Traversals and Connectivity

Shortest paths

Computes shortest paths from each vertex to the given set of landmark vertices, where landmarks are specified by the vertex ID. Note that this takes an edge direction into account.

See Wikipedia for a background.

Python API

For API details, refer to the graphframes.GraphFrame.shortestPaths.

from graphframes.examples import Graphs

g = Graphs(spark).friends()  # Get example graph

results = g.shortestPaths(landmarks=["a", "d"])
results.select("id", "distances").show()

Scala API

For API details, refer to the org.graphframes.lib.ShortestPaths.

import org.graphframes.{examples, GraphFrame}

val g: GraphFrame = examples.Graphs.friends // get example graph

val results = g.shortestPaths.landmarks(Seq("a", "d")).run()
results.select("id", "distances").show()

Breadth-first search (BFS)

Breadth-first search (BFS) finds the shortest path(s) from one vertex (or a set of vertices) to another vertex (or a set of vertices).

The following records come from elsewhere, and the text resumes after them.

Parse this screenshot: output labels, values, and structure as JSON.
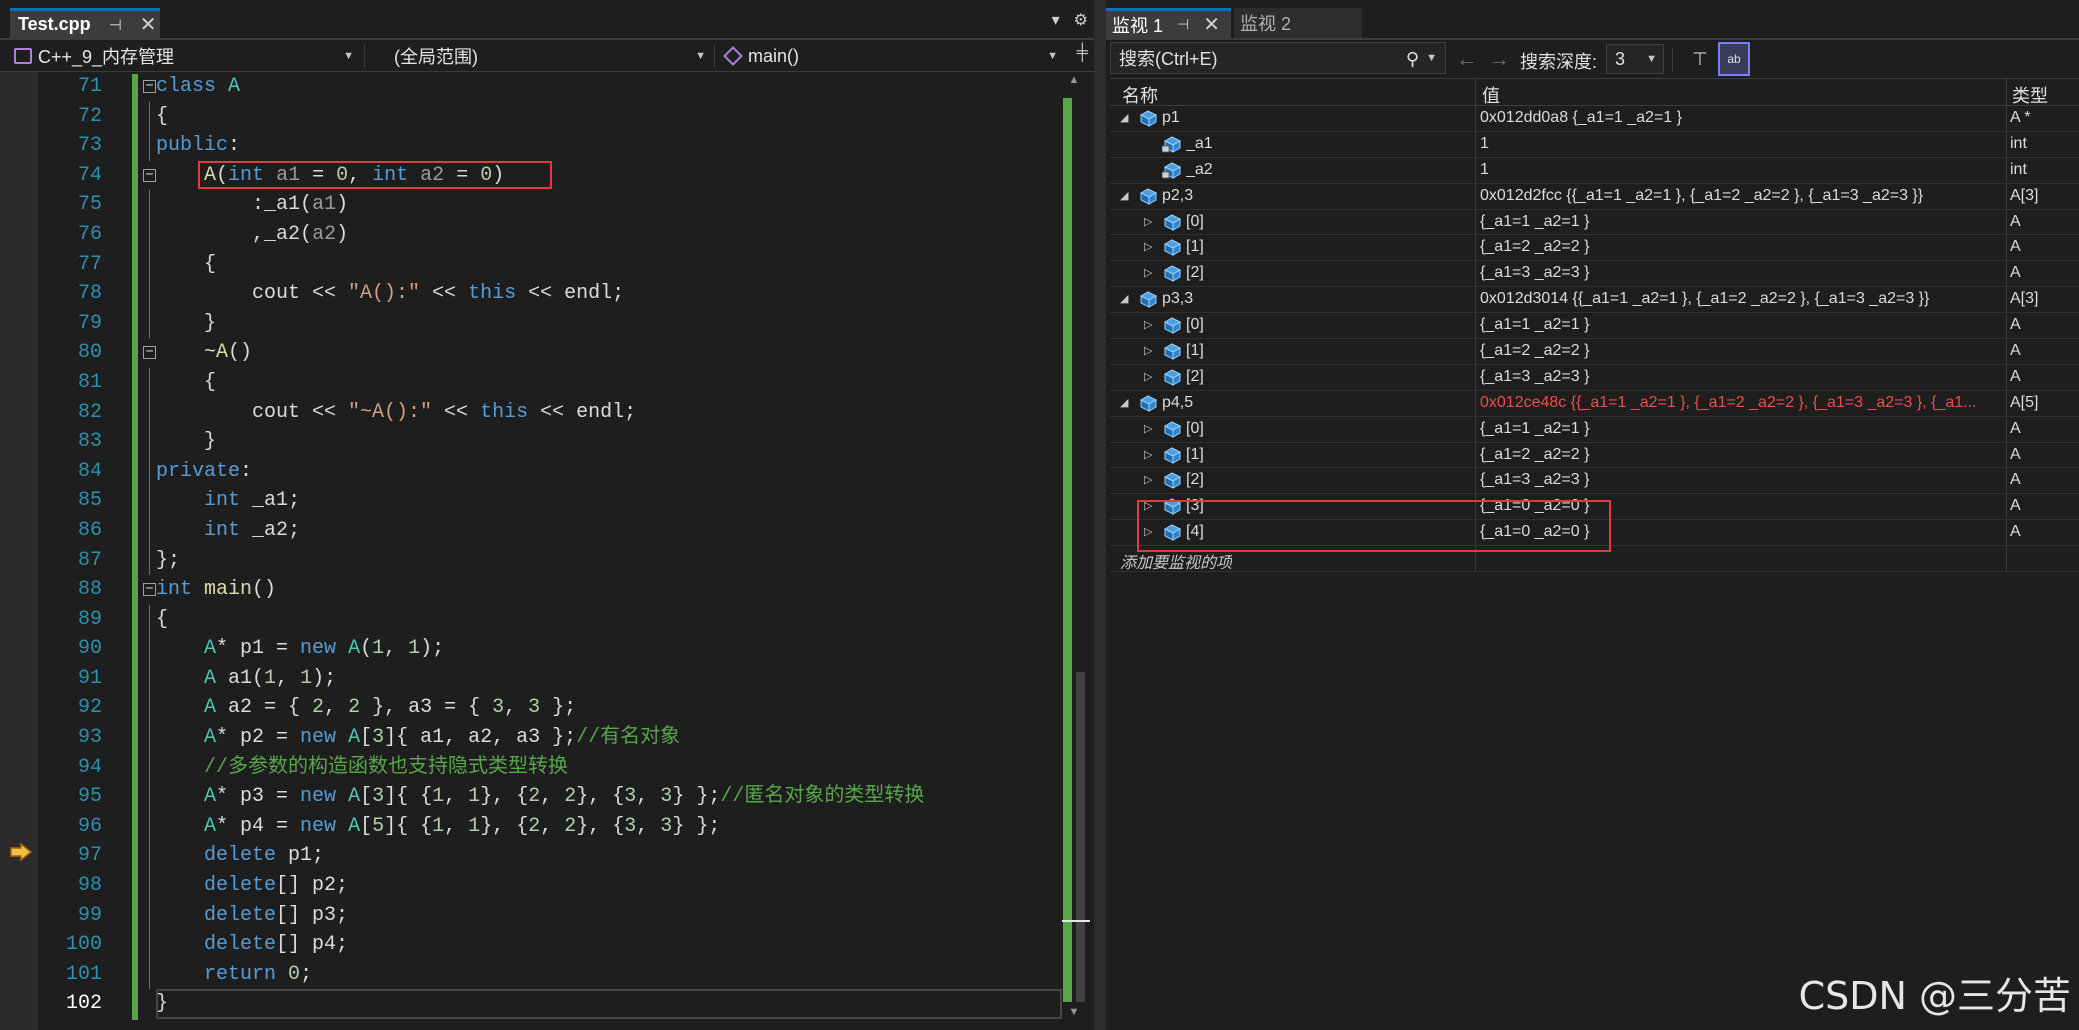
{
  "editor": {
    "tab_title": "Test.cpp",
    "project": "C++_9_内存管理",
    "scope": "(全局范围)",
    "member": "main()",
    "line_numbers": [
      "71",
      "72",
      "73",
      "74",
      "75",
      "76",
      "77",
      "78",
      "79",
      "80",
      "81",
      "82",
      "83",
      "84",
      "85",
      "86",
      "87",
      "88",
      "89",
      "90",
      "91",
      "92",
      "93",
      "94",
      "95",
      "96",
      "97",
      "98",
      "99",
      "100",
      "101",
      "102"
    ],
    "current_line": "102",
    "execution_line": "97"
  },
  "watch": {
    "tab1": "监视 1",
    "tab2": "监视 2",
    "search_placeholder": "搜索(Ctrl+E)",
    "depth_label": "搜索深度:",
    "depth_value": "3",
    "columns": {
      "name": "名称",
      "value": "值",
      "type": "类型"
    },
    "rows": [
      {
        "name": "p1",
        "value": "0x012dd0a8 {_a1=1 _a2=1 }",
        "type": "A *"
      },
      {
        "name": "_a1",
        "value": "1",
        "type": "int"
      },
      {
        "name": "_a2",
        "value": "1",
        "type": "int"
      },
      {
        "name": "p2,3",
        "value": "0x012d2fcc {{_a1=1 _a2=1 }, {_a1=2 _a2=2 }, {_a1=3 _a2=3 }}",
        "type": "A[3]"
      },
      {
        "name": "[0]",
        "value": "{_a1=1 _a2=1 }",
        "type": "A"
      },
      {
        "name": "[1]",
        "value": "{_a1=2 _a2=2 }",
        "type": "A"
      },
      {
        "name": "[2]",
        "value": "{_a1=3 _a2=3 }",
        "type": "A"
      },
      {
        "name": "p3,3",
        "value": "0x012d3014 {{_a1=1 _a2=1 }, {_a1=2 _a2=2 }, {_a1=3 _a2=3 }}",
        "type": "A[3]"
      },
      {
        "name": "[0]",
        "value": "{_a1=1 _a2=1 }",
        "type": "A"
      },
      {
        "name": "[1]",
        "value": "{_a1=2 _a2=2 }",
        "type": "A"
      },
      {
        "name": "[2]",
        "value": "{_a1=3 _a2=3 }",
        "type": "A"
      },
      {
        "name": "p4,5",
        "value": "0x012ce48c {{_a1=1 _a2=1 }, {_a1=2 _a2=2 }, {_a1=3 _a2=3 }, {_a1...",
        "type": "A[5]"
      },
      {
        "name": "[0]",
        "value": "{_a1=1 _a2=1 }",
        "type": "A"
      },
      {
        "name": "[1]",
        "value": "{_a1=2 _a2=2 }",
        "type": "A"
      },
      {
        "name": "[2]",
        "value": "{_a1=3 _a2=3 }",
        "type": "A"
      },
      {
        "name": "[3]",
        "value": "{_a1=0 _a2=0 }",
        "type": "A"
      },
      {
        "name": "[4]",
        "value": "{_a1=0 _a2=0 }",
        "type": "A"
      }
    ],
    "add_item": "添加要监视的项"
  },
  "watermark": "CSDN @三分苦",
  "colors": {
    "accent": "#0e70c0",
    "highlight_box": "#e03c3c",
    "change_bar": "#57a64a",
    "changed_value": "#f14c4c"
  },
  "icons": [
    "pin-icon",
    "close-icon",
    "dropdown-arrow-icon",
    "settings-gear-icon",
    "split-icon",
    "project-icon",
    "member-cube-icon",
    "fold-collapse-icon",
    "execution-arrow-icon",
    "search-icon",
    "back-arrow-icon",
    "forward-arrow-icon",
    "pin-to-source-icon",
    "hex-display-icon",
    "expand-triangle-icon",
    "collapse-triangle-icon",
    "object-icon",
    "private-field-icon"
  ]
}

The beginning and end vertices are specified as Spark DataFrame expressions.

See Wikipedia on BFS for more background.

The following code snippets use BFS to find the path between vertex with name "Esther" to a vertex with age < 32.

Python API

For API details, refer to the graphframes.GraphFrame.bfs.

g = Graphs(spark).friends()  # Get example graph

# Search from "Esther" for users of age < 32

paths = g.bfs("name = 'Esther'", "age < 32")
paths.show()

# Specify edge filters or max path lengths

g.bfs("name = 'Esther'", "age < 32",\
edgeFilter="relationship != 'friend'", maxPathLength=3)

Scala API

For API details, refer to org.graphframes.lib.BFS.

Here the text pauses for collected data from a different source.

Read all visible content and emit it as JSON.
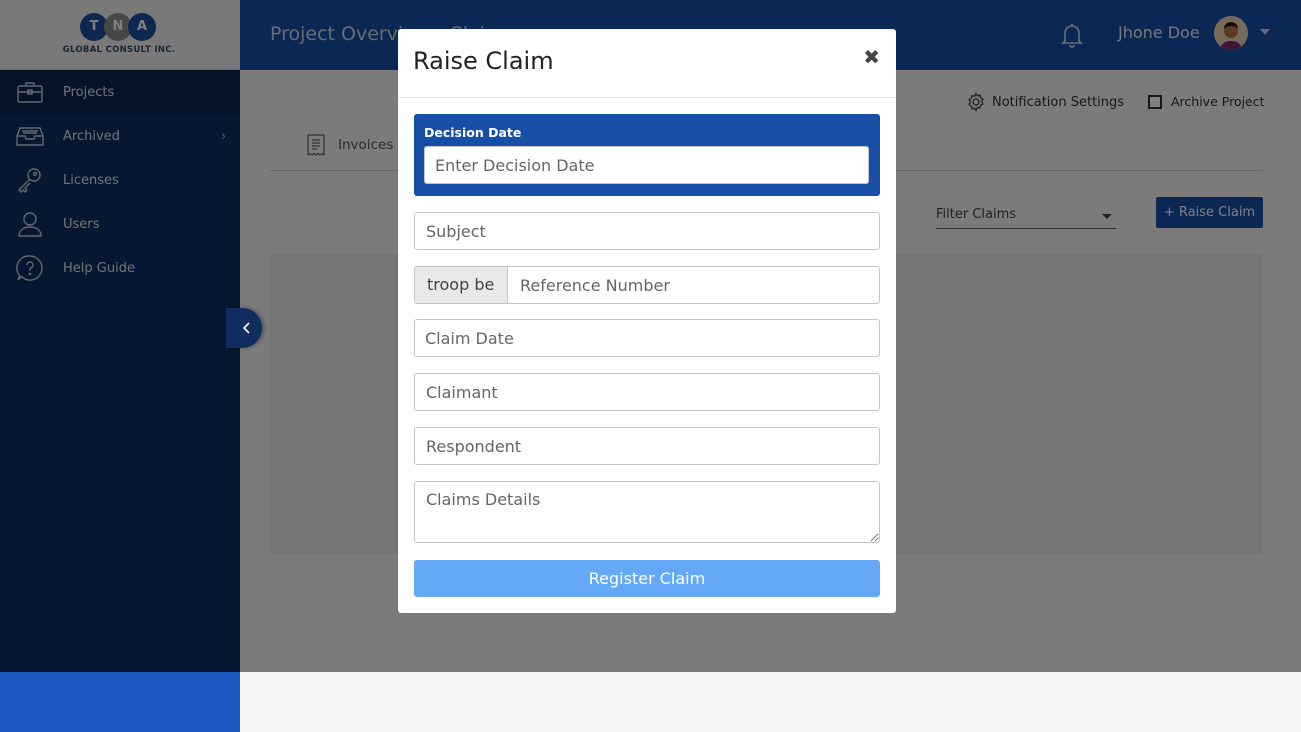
{
  "brand": {
    "logo_letters": [
      "T",
      "N",
      "A"
    ],
    "logo_colors": [
      "#1c4fa0",
      "#8e8e8e",
      "#1c4fa0"
    ],
    "company": "GLOBAL CONSULT INC."
  },
  "sidebar": {
    "items": [
      {
        "label": "Projects",
        "icon": "briefcase-icon",
        "active": true
      },
      {
        "label": "Archived",
        "icon": "archive-box-icon",
        "has_submenu": true
      },
      {
        "label": "Licenses",
        "icon": "key-icon"
      },
      {
        "label": "Users",
        "icon": "user-icon"
      },
      {
        "label": "Help Guide",
        "icon": "help-chat-icon"
      }
    ],
    "chevron": "›",
    "collapse": "‹"
  },
  "header": {
    "title": "Project Overview - Claims",
    "user_name": "Jhone Doe"
  },
  "content": {
    "notification_settings": "Notification Settings",
    "archive_project": "Archive Project",
    "tab_invoices": "Invoices",
    "filter_placeholder": "Filter Claims",
    "raise_claim_button": "+ Raise Claim"
  },
  "modal": {
    "title": "Raise Claim",
    "close": "✖",
    "decision_date_label": "Decision Date",
    "decision_date_placeholder": "Enter Decision Date",
    "subject_placeholder": "Subject",
    "reference_prefix": "troop be",
    "reference_placeholder": "Reference Number",
    "claim_date_placeholder": "Claim Date",
    "claimant_placeholder": "Claimant",
    "respondent_placeholder": "Respondent",
    "details_placeholder": "Claims Details",
    "register_button": "Register Claim"
  },
  "colors": {
    "sidebar_bg": "#102f63",
    "header_bg": "#174ea6",
    "accent_light": "#64a9f7"
  }
}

import org.graphframes.{examples,GraphFrame}

val g: GraphFrame = examples.Graphs.friends // get example graph

// Search from "Esther" for users of age < 32.
val paths = g.bfs.fromExpr("name = 'Esther'").toExpr("age < 32").run()
paths.show()

// Specify edge filters or max path lengths.
val paths = { g.bfs.fromExpr("name = 'Esther'").toExpr("age < 32")
.edgeFilter("relationship != 'friend'")
.maxPathLength(3).run() }
paths.show()

Connected components

Computes the connected component membership of each vertex and returns a graph with each vertex assigned a component ID.

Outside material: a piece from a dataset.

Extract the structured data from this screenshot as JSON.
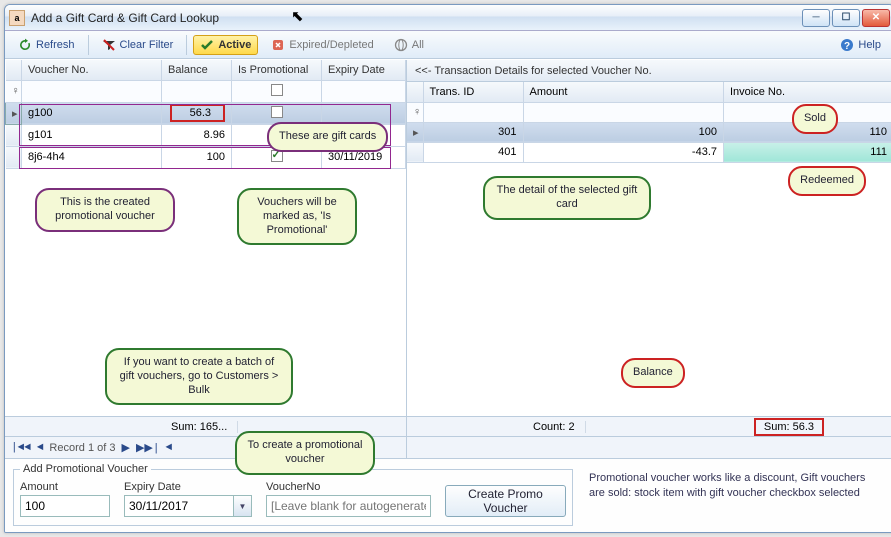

See Wikipedia for the background.

NOTE: With GraphFrames 0.3.0 and later releases, the default Connected Components algorithm requires setting a Spark checkpoint directory. Users can revert to the old algorithm using connectedComponents.setAlgorithm("graphx"). Starting from GraphFrames 0.9.3 release, users can also use localCheckpoints that does not require setting a Spark checkpoint directory. To use localCheckpoints users can set the config spark.graphframes.useLocalCheckpoints to true or use the API connectedComponents.setUseLocalCheckpoints(true). While localCheckpoints provides better performance they are not as reliable as the persistent checkpointing.

Python API

For API details, refer to the graphframes.GraphFrame.connectedComponents.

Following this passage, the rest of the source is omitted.